Para escolher os temas, Isabel diz que andou a ouvir muita música, em particular temas tradicionais. Daí a Cantiga bailada, da Beira Baixa, cantada pela Ana Bacalhau. “Escolhi-a por ser uma canção muito forte e comecei logo a visualizar uma colaboração com essa grande cantora. Eu já a ouvia a cantar isso, antes mesmo de a ter convidado”, diz Isabel. Quanto ao tema original, Jangada, tem também uma história por detrás, recorda a pianista: “O João Capinha, que além de ser um grande saxofonista é um grande compositor, ganhou com este tema o 1.º Prémio do Concurso Internacional de Composição de Leiria, em 2022, na categoria de jazz. Acho que foi ele que lançou a ideia de o incluir neste nosso disco e eu disse logo que sim. É uma peça lindíssima, composta sobre um poema de José Saramago, Jangada, que está integrado no livro Poemas Possíveis, editado em 1966. E fez todo o sentido incluí-lo aqui.”
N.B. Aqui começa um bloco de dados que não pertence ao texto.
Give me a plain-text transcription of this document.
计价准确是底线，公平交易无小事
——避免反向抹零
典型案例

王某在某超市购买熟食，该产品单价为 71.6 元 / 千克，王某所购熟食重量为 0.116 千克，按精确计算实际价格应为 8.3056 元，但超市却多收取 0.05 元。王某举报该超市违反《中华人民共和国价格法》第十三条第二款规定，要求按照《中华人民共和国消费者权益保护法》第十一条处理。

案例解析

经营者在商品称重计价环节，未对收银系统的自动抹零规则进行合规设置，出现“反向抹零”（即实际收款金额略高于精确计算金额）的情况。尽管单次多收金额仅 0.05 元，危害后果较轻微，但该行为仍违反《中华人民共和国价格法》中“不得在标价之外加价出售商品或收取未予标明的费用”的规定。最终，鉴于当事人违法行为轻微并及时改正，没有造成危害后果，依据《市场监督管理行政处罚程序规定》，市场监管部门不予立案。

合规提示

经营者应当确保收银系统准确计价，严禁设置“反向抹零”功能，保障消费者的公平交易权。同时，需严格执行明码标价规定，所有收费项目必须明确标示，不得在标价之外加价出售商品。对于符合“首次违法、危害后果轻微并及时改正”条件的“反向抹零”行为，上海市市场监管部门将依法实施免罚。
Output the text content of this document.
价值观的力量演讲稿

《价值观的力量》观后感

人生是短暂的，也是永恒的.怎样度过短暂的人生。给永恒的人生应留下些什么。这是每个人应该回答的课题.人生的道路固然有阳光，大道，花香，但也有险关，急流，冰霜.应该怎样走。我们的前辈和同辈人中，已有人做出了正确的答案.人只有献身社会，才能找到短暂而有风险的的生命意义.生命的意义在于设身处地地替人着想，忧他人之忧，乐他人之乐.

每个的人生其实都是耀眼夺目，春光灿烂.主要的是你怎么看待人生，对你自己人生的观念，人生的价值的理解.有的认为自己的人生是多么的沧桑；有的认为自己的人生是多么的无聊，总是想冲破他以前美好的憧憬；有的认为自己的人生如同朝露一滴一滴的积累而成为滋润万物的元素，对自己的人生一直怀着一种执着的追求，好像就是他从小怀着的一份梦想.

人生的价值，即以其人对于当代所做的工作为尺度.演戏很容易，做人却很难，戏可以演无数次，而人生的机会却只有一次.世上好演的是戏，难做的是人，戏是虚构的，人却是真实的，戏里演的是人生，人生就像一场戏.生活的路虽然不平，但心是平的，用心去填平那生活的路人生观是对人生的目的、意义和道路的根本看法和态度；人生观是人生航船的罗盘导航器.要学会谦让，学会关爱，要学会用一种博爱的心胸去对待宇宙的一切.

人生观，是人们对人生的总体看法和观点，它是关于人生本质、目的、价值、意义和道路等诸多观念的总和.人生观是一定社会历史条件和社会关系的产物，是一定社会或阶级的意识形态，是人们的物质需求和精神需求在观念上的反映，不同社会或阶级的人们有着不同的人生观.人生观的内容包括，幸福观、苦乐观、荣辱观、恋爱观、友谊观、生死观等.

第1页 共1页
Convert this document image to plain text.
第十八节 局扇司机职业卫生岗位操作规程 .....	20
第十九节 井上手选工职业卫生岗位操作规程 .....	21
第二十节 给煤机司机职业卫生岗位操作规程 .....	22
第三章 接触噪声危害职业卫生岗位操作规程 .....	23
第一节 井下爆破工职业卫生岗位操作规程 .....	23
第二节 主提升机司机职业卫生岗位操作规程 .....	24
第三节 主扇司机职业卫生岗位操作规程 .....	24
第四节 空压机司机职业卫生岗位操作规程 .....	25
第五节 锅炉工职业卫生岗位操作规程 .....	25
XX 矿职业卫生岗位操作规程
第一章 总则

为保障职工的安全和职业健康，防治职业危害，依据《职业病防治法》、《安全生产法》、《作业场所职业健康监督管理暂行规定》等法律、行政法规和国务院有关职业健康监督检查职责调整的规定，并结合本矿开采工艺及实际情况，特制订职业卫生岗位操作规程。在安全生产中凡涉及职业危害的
Dos nove temas do disco, seis têm arranjos de Isabel Rato e três são do também pianista e compositor Luís Barrigas (marido de Isabel). “Gosto muito do que ele escreve, enquanto compositor, e acaba por ser uma parceria que vai sempre acontecendo. Até porque temos gostos muito semelhantes.” A escolha da segunda-feira para o lançamento teve uma razão: “Eu queria que o disco saísse por altura do Dia da Mulher, na sexta. Mas como deve haver muita coisa nesse dia, quisemos lançá-lo no início da semana. Porque tendo ligação com o 25 de Abril, queria muito associá-lo ao Dia da Mulher e às lutas pela igualdade de género.”
Lançado também em CD pela Editora Nischo, Vale das Flores vai ser apresentado ao vivo em vários concertos, já este mês. No dia 17 de Março, estará em Lisboa, na Casa do Comum, no Bairro Alto (17h) e no 24 de Abril, também em Lisboa, na Igreja de São Pedro de Alcântara (20h), numa programação do Hot Clube, onde Isabel é também professora de piano. No dia 9 de Maio, estará no Festival Amadora Jazz e no 15 de Junho em Coimbra, no Salão Brazil.